Mexican B-movie helmer
René Cardona Jr. hit some kind of personal-best record when he concocted Cyclone, which mashes together
cannibalism, natural disasters, and sharks. Why stop with just one lurid
element when three would be better? The funny thing is that while most of Cyclone is inept and schlocky, with
poorly dubbed English-language dialogue and nonexistent characterizations, several
sequences are genuinely unsettling. By relying on the old Lifeboat device of trapping people aboard a vessel that’s floating in
the ocean with no hope of rescue, Cardona evokes feelings of
claustrophobia, despair, horror, and paranoia. Alas, like the waves of nausea
that afflict some of the characters, these moments of emotional truth pass
quickly, allowing the movie to settle back into its rut of sensationalistic
drudgery. Notwithstanding the film’s title, Cyclone
gets the whole business of a vicious tropical storm over with rather quickly.

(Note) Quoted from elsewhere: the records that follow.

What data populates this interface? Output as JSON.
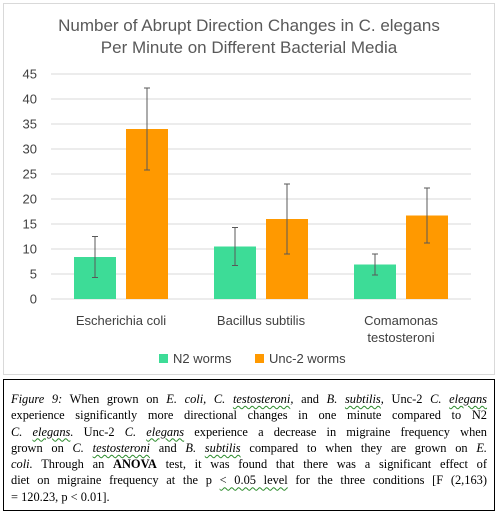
{
  "chart_data": {
    "type": "bar",
    "title_lines": [
      "Number of Abrupt Direction Changes in C. elegans",
      "Per Minute on Different Bacterial Media"
    ],
    "categories": [
      [
        "Escherichia coli"
      ],
      [
        "Bacillus subtilis"
      ],
      [
        "Comamonas",
        "testosteroni"
      ]
    ],
    "y_ticks": [
      "0",
      "5",
      "10",
      "15",
      "20",
      "25",
      "30",
      "35",
      "40",
      "45"
    ],
    "ylim": [
      0,
      45
    ],
    "grid": true,
    "legend_position": "bottom",
    "series": [
      {
        "name": "N2 worms",
        "color": "#3ddc97",
        "values": [
          8.4,
          10.5,
          6.9
        ],
        "error": [
          4.1,
          3.8,
          2.1
        ]
      },
      {
        "name": "Unc-2 worms",
        "color": "#ff9900",
        "values": [
          34.0,
          16.0,
          16.7
        ],
        "error": [
          8.2,
          7.0,
          5.5
        ]
      }
    ],
    "error_bar_color": "#595959"
  },
  "caption": {
    "lines": [
      [
        [
          "i",
          "Figure 9:"
        ],
        [
          "n",
          " When grown on "
        ],
        [
          "i",
          "E. coli, C. "
        ],
        [
          "is",
          "testosteroni"
        ],
        [
          "i",
          ","
        ],
        [
          "n",
          " and "
        ],
        [
          "i",
          "B. "
        ],
        [
          "is",
          "subtilis"
        ],
        [
          "i",
          ","
        ],
        [
          "n",
          " Unc-2 "
        ],
        [
          "i",
          "C. "
        ],
        [
          "is",
          "elegans"
        ]
      ],
      [
        [
          "n",
          "experience significantly more directional changes in one minute compared to N2"
        ]
      ],
      [
        [
          "i",
          "C. "
        ],
        [
          "is",
          "elegans"
        ],
        [
          "i",
          "."
        ],
        [
          "n",
          " Unc-2 "
        ],
        [
          "i",
          "C. "
        ],
        [
          "is",
          "elegans"
        ],
        [
          "n",
          " experience a decrease in migraine frequency when"
        ]
      ],
      [
        [
          "n",
          "grown on "
        ],
        [
          "i",
          "C. "
        ],
        [
          "is",
          "testosteroni"
        ],
        [
          "n",
          " and "
        ],
        [
          "i",
          "B. "
        ],
        [
          "is",
          "subtilis"
        ],
        [
          "n",
          " compared to when they are grown on "
        ],
        [
          "i",
          "E."
        ]
      ],
      [
        [
          "i",
          "coli."
        ],
        [
          "n",
          " Through an "
        ],
        [
          "b",
          "ANOVA"
        ],
        [
          "n",
          " test, it was found that there was a significant effect of"
        ]
      ],
      [
        [
          "n",
          "diet on migraine frequency at the p "
        ],
        [
          "s",
          "< 0.05 level"
        ],
        [
          "n",
          " for the three conditions [F (2,163)"
        ]
      ],
      [
        [
          "n",
          "= 120.23, p < 0.01]."
        ]
      ]
    ]
  }
}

In the first 10 minutes, viewers are introduced to folks on a fishing vessel, a
glass-bottom tourist boat, and a plane. Then comes the storm, which is depicted
with bargain-basement FX and grainy stock footage, so by 20 minutes into the
100-minute movie, the cyclone is over.
After a few twists of fate, all of the
survivors end up on the glass-bottom boat, and they endure excruciating hunger
until killing and eating the scruffy little dog whom one of the passengers
regards as her surrogate child. That sequence is tough to watch. After
consuming the dog, it’s a short leap for the survivors to consume human flesh
once people on the boat begin dying. Sharks hit the scene a bit later, and rest
assured Cardona manufactures a feeding-frenzy sequence that’s just as
half-assed as the aquatic horror in his previous opus, Tintorera: Killer Shark (1977). Although the characters in Cyclone are largely interchangeable,
some notable actors appear, including Carroll Baker, Arthur Kennedy, and Lionel
Stander, as well as Mexploitation fave Hugo Stiglitz. As a final note, Cardona
and his team demonstrate their usual penny-pinching approach to musical scoring
in Cyclone, because the exact same
ominous music cue gets played every 10 minutes or so. In other words, if you
watch the movie and feel like you’re stuck on a loop, the repetitive and
slow-moving narrative isn’t the only reason why.